In an appreciation of Elizabeth Taylor at salon.com, on the occasion of her death, Camille Paglia had some valuable things to say about screen acting:

. . . both Ava[Gardner] and Elizabeth [Taylor] at the beginning of
their careers didn't have command of basic technical skills,
particularly dialogue.  That's what people laud Meryl Streep for —
“Oh, her accents are so great; oh, her articulation is so perfect.” 
But she doesn't really live in her characters, she merely costumes
them.  Meryl Streep is always doing drag.  But it's so superficial.  It
all comes from the brain, not the heart or body.  Richard Burton, who
was supposed to become the next great Shakespearean actor after
Laurence Olivier, used to say how much he had learned from Elizabeth
about how to work with the camera.  Cinematic acting is extremely
understated.  The slightest little flick of an eyelid says an enormous
amount, and that's where Elizabeth Taylor was far superior to Meryl
Streep.  Streep is always cranking it and cranking it, working it and
working it, demanding that the audience bow down and “See what I”m
going through!  See what I'm doing for you!”  Streep is an intelligent,
good actress, but she doesn't come anywhere near Elizabeth Taylor on
the screen.  Because she wasn't a trained stage actress like Streep,
Taylor has vocal weaknesses — at high pitch, she can get a bit
screechy — which is perfect for Martha in “Who's Afraid of Virginia
Woolf” but not so good for Cleopatra.



Vocal technique can be learned, but the kind of instinctive knowledge about how to present oneself on screen, which Taylor had, seems to be innate.  If you look at early performances in bit roles by Grace Kelly, or at Audrey Hepburn's screen tests for Roman Holiday, you will note deficiencies in vocal technique which brand the actors as inexperienced in their craft, but you just don't care.  They are already stars.  John Ford saw it when he cast Kelly in Mogambo (below), her first important leading role in a film.  William Wyler saw it when he cast Hepburn in Roman Holiday (above), her first role of any kind in a film.



Those two wily old veterans knew that what these actors had was magic, the kind that can't be acquired by any amount of training or experience.

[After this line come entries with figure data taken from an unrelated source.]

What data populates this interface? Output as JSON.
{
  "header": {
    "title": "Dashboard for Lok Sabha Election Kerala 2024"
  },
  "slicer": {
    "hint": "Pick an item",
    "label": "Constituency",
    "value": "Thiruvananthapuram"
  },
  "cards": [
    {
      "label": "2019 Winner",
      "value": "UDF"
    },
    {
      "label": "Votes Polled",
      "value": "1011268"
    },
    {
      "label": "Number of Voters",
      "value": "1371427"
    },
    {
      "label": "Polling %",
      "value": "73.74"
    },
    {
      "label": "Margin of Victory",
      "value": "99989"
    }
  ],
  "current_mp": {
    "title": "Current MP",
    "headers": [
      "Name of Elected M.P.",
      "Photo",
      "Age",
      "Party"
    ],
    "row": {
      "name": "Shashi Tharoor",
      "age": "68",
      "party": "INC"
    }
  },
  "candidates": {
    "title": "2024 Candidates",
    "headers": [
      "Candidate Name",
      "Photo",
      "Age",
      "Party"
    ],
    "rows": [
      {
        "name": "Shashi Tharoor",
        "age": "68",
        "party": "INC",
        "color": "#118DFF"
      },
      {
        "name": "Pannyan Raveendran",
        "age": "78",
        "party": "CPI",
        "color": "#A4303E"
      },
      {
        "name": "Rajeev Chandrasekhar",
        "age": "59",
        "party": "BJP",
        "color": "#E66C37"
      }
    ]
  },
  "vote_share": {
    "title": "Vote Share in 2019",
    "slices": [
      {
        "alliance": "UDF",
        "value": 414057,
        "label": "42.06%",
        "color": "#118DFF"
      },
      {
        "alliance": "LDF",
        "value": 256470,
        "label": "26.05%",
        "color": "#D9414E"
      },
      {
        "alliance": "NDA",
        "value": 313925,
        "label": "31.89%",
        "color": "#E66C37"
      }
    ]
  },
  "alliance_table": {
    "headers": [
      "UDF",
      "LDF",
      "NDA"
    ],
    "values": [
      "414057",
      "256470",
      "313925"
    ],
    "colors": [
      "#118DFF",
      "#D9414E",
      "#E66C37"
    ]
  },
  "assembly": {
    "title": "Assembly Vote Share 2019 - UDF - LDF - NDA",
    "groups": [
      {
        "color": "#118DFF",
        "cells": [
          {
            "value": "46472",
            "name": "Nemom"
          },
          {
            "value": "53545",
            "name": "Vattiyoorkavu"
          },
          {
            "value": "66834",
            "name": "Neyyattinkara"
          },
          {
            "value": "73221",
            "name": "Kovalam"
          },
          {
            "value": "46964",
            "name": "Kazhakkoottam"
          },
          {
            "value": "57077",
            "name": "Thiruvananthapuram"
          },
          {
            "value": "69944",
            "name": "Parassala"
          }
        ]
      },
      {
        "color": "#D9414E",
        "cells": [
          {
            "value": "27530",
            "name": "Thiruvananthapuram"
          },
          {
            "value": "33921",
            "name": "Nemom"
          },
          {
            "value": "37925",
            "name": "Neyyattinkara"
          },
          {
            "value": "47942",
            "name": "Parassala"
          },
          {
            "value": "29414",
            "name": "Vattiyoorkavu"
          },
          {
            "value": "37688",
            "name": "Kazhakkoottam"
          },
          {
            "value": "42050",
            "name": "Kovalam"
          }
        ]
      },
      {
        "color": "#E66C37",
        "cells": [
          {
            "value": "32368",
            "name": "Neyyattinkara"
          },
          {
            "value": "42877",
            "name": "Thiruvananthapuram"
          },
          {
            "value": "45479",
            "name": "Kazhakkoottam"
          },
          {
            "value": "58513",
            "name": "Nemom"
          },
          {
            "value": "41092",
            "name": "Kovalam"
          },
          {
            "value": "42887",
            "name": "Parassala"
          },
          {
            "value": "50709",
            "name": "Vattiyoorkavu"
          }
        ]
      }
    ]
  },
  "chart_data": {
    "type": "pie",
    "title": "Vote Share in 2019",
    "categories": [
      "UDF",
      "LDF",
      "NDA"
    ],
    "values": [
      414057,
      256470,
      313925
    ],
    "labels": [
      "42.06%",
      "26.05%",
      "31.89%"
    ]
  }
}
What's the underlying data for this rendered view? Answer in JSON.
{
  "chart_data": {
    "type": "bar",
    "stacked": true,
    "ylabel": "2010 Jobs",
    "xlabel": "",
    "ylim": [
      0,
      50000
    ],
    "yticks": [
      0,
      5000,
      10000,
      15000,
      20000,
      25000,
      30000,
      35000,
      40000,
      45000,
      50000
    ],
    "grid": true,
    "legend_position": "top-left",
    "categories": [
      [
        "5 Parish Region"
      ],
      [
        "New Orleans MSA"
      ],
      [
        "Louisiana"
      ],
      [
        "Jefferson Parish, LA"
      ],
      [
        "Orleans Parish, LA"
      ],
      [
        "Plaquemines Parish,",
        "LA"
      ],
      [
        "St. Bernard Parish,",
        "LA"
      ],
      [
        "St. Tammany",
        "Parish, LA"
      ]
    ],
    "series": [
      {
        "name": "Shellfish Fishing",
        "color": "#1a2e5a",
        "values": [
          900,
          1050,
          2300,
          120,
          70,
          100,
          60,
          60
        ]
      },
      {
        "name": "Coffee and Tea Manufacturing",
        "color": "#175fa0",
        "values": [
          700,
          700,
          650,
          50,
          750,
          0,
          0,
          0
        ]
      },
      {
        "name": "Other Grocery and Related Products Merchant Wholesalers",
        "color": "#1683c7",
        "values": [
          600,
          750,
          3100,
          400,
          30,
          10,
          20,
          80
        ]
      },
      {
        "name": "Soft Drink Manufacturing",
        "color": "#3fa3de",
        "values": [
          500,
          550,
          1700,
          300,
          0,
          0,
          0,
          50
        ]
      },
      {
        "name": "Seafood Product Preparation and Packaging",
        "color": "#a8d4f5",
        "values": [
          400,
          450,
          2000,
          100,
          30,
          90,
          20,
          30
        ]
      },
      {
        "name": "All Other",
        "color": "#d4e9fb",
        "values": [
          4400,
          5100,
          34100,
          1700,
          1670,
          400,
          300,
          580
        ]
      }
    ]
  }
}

In the studio era, new female acting prospects were put immediately into vocal training classes.  The techniques they learned were simple.  Young, inexperienced female actors have a tendency to speak in too high a register and don't know how to project when speaking softly, tending to swallow their words when trying to convey intimacy.  Lowering the voice and developing the capacity to project an intimate tone are tricks which almost anyone can learn.



Knowing how to move in cinematic space in a way that conveys character, knowing how to project thought (or just the illusion of thought) through the eyes — these are things an actor either has or doesn't have.  Vocal proficiency, as Paglia suggests, is the criterion many people use to judge acting, but it's other qualities that determine the ultimate effectiveness of a screen actor, and make actors stars.